Virtualization promises vastly improved utilization of computing resources, but those resources are never actually...
free -- every virtual machine consumes memory, processing cycles, storage and network I/O regardless of how much value the VM actually provides to an enterprise. As organizations embrace and develop a virtualization strategy, it is critical to recognize the concept of VM lifecycles and deploy the infrastructure and internal policies needed to manage VMs throughout that lifecycle. This ensures corporate computing resources are utilized in the most beneficial, efficient and cost-effective manner.
What does VM lifecycle management involve?
When users think about VM lifecycle management, they often think it's strictly about finding and removing old VMs. Although end-of-life (EOL) considerations are a part of VM lifecycle management, the overall practice involves all aspects of the creation, optimization, management and eventual decommissioning of VMs within the enterprise. There are four major parts of the VM lifecycle.
VM lifecycle management usually begins with a justification process long before a VM is ever created. Even though VMs are fast and easy to create, it's important to ensure that each specific VM is worth deploying, has a clear picture of its resource needs and value to the business and understands how long the business should need the VM. Some companies impose chargeback or other mechanisms to help business units prioritize and budget for workload computing. Organizations that omit justification or allow VMs to be created without management oversight will inevitably waste valuable computing resources.

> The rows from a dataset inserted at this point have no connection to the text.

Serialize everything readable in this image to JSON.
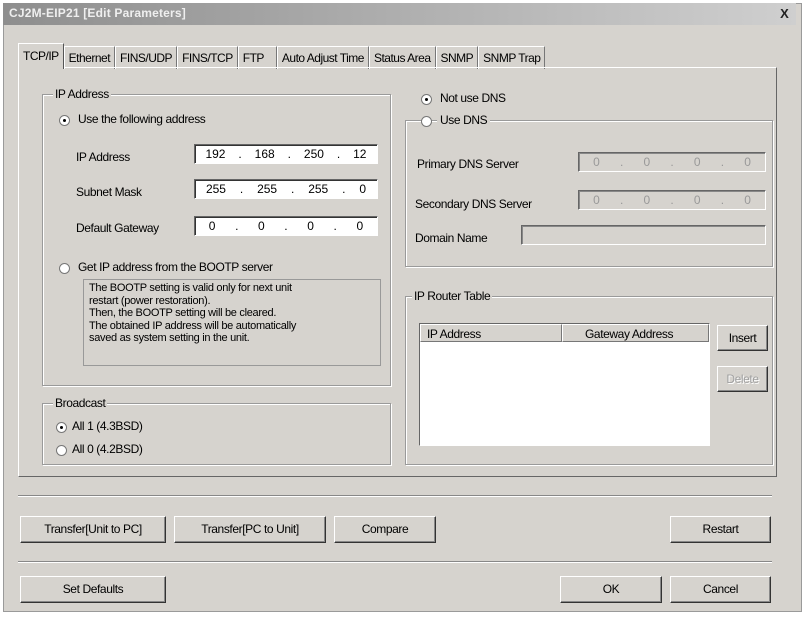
{
  "window": {
    "title": "CJ2M-EIP21 [Edit Parameters]",
    "close_label": "X"
  },
  "tabs": [
    "TCP/IP",
    "Ethernet",
    "FINS/UDP",
    "FINS/TCP",
    "FTP",
    "Auto Adjust Time",
    "Status Area",
    "SNMP",
    "SNMP Trap"
  ],
  "active_tab": "TCP/IP",
  "ip_group": {
    "title": "IP Address",
    "use_following": "Use the following address",
    "ip_label": "IP Address",
    "ip_value": [
      "192",
      "168",
      "250",
      "12"
    ],
    "mask_label": "Subnet Mask",
    "mask_value": [
      "255",
      "255",
      "255",
      "0"
    ],
    "gateway_label": "Default Gateway",
    "gateway_value": [
      "0",
      "0",
      "0",
      "0"
    ],
    "bootp_label": "Get IP address from the BOOTP server",
    "bootp_note": [
      "The BOOTP setting is valid only for next unit",
      "restart (power restoration).",
      "Then, the BOOTP setting will be cleared.",
      "The obtained IP address will be automatically",
      "saved as system setting in the unit."
    ]
  },
  "broadcast": {
    "title": "Broadcast",
    "opt1": "All 1 (4.3BSD)",
    "opt2": "All 0 (4.2BSD)"
  },
  "dns": {
    "not_use": "Not use DNS",
    "use": "Use DNS",
    "primary_label": "Primary DNS Server",
    "primary_value": [
      "0",
      "0",
      "0",
      "0"
    ],
    "secondary_label": "Secondary DNS Server",
    "secondary_value": [
      "0",
      "0",
      "0",
      "0"
    ],
    "domain_label": "Domain Name",
    "domain_value": ""
  },
  "router": {
    "title": "IP Router Table",
    "col_ip": "IP Address",
    "col_gateway": "Gateway Address",
    "insert": "Insert",
    "delete": "Delete"
  },
  "buttons": {
    "transfer_unit_pc": "Transfer[Unit to PC]",
    "transfer_pc_unit": "Transfer[PC to Unit]",
    "compare": "Compare",
    "restart": "Restart",
    "set_defaults": "Set Defaults",
    "ok": "OK",
    "cancel": "Cancel"
  }
}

Once a new VM is approved, it can be provisioned (created) by an authorized IT administrator. Limiting the number of staff that can create VMs helps avoid confusion and allows better VM organization. The actual process takes only minutes and several mouse clicks, but it represents a commitment of processing, memory, storage and I/O bandwidth -- costs to the business. In addition, each new VM imposes collateral overhead in data protection including clustering, snapshots, replication, disaster recovery and so on. When a problem occurs, it's one more VM to recover and spend time on.
Once a virtualized workload is running, changes in utilization over time (such as a growing database or a larger number of users) can lead to reduced performance, so IT administrators must monitor VM performance on an ongoing basis. Most VM lifecycle management tools are capable of producing warnings and alerts when resource thresholds are reached, and administrators can easily adjust resource levels or even reprovision an expanded VM to replace the existing one.
Ultimately every VM should be reviewed periodically to evaluate its continued value to the business. This phase usually begins around the time discussed in the original justification, and it involved VM stakeholders, IT administrators and business leaders. If the VM is still providing value, it may be continued for an agreed period (perhaps another six months or a year). If the VM has fallen into disuse or has been supplanted by other tools, a decommissioning plan is usually put into place to park the VM and relegate it to long-term storage. This frees active computing resources for other workloads and reduces resource growth which mitigates more capital investment in servers and other hardware.